The benefits of suffering can never justify the suffering itself. Gemma’s traumatic death is an unwelcome invader and thief. I would trade the gains any day to gain her life. But I cannot, so I will learn from her life instead. I will be transformed by it, but in her honor, not her shame. I must learn to journey life with this devastating bag of agony. Perhaps some stones will be pulled out eventually, but the bag is now part of my life’s uniform.
How can one carry a greater capacity for joy and this heavy agony all at once, for all of their lives? The same terrible event somehow produces these opposing forces.

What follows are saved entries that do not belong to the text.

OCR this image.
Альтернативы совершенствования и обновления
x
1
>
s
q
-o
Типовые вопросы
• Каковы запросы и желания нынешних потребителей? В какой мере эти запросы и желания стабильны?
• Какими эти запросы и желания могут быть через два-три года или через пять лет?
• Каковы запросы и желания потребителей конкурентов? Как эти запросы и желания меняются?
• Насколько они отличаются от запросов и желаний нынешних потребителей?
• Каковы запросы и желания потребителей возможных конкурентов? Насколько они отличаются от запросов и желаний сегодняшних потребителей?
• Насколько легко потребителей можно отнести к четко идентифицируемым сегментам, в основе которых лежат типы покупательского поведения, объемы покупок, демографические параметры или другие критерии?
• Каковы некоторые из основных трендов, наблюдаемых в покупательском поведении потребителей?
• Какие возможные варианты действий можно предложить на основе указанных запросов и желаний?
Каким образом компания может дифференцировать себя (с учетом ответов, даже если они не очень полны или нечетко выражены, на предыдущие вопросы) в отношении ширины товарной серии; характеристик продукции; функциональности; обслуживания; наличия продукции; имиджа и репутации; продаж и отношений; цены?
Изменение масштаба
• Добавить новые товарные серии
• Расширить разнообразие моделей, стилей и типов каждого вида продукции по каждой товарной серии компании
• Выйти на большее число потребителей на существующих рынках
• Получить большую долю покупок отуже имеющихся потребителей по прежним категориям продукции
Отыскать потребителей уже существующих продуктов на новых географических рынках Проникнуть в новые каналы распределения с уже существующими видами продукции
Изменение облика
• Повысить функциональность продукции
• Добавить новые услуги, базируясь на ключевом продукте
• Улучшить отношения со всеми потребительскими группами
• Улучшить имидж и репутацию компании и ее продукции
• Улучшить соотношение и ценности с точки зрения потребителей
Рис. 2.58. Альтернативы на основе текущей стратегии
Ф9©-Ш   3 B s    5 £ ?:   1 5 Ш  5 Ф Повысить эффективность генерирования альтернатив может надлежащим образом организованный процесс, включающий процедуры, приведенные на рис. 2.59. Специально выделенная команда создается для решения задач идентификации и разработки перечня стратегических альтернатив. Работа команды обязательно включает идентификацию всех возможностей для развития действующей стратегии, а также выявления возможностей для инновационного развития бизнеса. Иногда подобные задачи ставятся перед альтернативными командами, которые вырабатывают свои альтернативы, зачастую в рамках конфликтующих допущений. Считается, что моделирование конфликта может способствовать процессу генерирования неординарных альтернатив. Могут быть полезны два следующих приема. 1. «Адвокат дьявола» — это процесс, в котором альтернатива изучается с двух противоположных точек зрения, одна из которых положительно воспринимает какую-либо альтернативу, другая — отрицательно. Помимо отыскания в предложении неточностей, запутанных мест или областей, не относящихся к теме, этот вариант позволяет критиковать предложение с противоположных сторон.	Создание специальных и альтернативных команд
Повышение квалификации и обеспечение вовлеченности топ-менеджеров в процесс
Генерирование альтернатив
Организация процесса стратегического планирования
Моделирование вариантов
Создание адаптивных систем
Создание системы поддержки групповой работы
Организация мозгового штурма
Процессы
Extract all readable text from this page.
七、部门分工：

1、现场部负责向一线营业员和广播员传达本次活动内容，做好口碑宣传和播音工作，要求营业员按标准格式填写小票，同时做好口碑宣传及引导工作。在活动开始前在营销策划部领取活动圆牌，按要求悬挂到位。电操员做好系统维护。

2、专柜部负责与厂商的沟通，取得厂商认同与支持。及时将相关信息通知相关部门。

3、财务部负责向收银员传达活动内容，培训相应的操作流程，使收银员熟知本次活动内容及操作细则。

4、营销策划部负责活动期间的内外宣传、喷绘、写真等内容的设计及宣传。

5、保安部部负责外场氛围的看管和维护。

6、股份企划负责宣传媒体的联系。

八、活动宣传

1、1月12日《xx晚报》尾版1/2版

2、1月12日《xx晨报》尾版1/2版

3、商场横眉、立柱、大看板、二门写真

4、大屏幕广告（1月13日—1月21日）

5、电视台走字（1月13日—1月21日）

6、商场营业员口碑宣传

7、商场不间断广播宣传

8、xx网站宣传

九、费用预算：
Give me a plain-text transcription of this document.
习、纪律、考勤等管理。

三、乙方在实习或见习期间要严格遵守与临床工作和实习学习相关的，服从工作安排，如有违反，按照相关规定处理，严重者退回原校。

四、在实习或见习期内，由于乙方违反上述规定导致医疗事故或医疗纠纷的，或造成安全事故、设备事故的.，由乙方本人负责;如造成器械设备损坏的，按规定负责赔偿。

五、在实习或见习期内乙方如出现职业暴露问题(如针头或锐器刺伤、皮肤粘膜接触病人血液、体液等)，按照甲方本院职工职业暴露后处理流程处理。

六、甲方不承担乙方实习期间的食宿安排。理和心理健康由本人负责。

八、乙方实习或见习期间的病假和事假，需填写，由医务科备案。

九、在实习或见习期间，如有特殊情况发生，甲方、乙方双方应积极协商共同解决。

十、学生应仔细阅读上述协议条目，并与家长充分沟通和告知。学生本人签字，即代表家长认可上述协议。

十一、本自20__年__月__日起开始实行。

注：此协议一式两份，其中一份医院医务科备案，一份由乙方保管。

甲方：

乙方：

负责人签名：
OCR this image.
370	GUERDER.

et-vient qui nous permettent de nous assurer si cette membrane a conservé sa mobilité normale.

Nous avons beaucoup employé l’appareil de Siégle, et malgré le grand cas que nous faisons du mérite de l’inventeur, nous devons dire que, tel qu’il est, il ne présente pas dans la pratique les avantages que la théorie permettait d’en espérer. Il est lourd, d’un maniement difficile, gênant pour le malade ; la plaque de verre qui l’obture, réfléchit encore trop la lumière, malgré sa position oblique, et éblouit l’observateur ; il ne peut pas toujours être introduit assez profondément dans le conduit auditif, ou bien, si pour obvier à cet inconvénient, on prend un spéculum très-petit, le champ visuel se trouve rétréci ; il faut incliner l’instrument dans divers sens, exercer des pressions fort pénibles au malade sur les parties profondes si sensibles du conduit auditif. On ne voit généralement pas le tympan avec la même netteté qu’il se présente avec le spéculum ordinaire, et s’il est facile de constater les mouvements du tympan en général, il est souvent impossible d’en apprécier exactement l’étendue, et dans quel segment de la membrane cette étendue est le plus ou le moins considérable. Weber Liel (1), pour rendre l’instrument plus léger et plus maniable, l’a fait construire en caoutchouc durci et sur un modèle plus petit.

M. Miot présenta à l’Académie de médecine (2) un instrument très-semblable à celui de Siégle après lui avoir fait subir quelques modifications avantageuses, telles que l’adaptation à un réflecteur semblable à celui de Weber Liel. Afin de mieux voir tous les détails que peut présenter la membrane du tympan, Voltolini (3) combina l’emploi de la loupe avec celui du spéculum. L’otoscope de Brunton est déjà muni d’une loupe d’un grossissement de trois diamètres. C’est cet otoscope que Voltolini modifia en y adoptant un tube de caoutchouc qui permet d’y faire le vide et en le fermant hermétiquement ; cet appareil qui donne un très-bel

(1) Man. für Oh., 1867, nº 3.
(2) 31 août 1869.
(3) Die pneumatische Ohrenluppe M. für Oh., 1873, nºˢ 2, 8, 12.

Somehow God works this evil for the good of those who love Him. I believe, in His common grace, grants some goodness to all sufferers. But can His allowance of these evils really be justified? When all is said and done, and the work of Christ complete, will I believe what He accomplishes through this will be worth it?
Such a terrible question. I don’t know. But if the answer is no, is there any hope of Redemption? Or is painful suffering the totality of what Her death will become? Did she die for nothing? God, I hope not. Can her death be both a terrible unjustifiable evil and yet purposefully allowed for everyone’s ultimate good, including her own? How can this be so?
I go back to the fact that God did not spare His own Son to fix this. For the joy set before the Son He endured crucifixion and rejection by His people, the very creatures He came to redeem. He knows more than any the painful toll this world places on us. He knows death more intimately than I do. He shares an intimacy with my daughter that I cannot.
Either He is who He says He is, or He is not. Either He is the Redeemer and Healer, or He is not.
For me, I will learn to live a life enlarged by suffering, with greater joy and greater sorrow. Side by side. This is what I can do – what I must do. He will have to do the rest.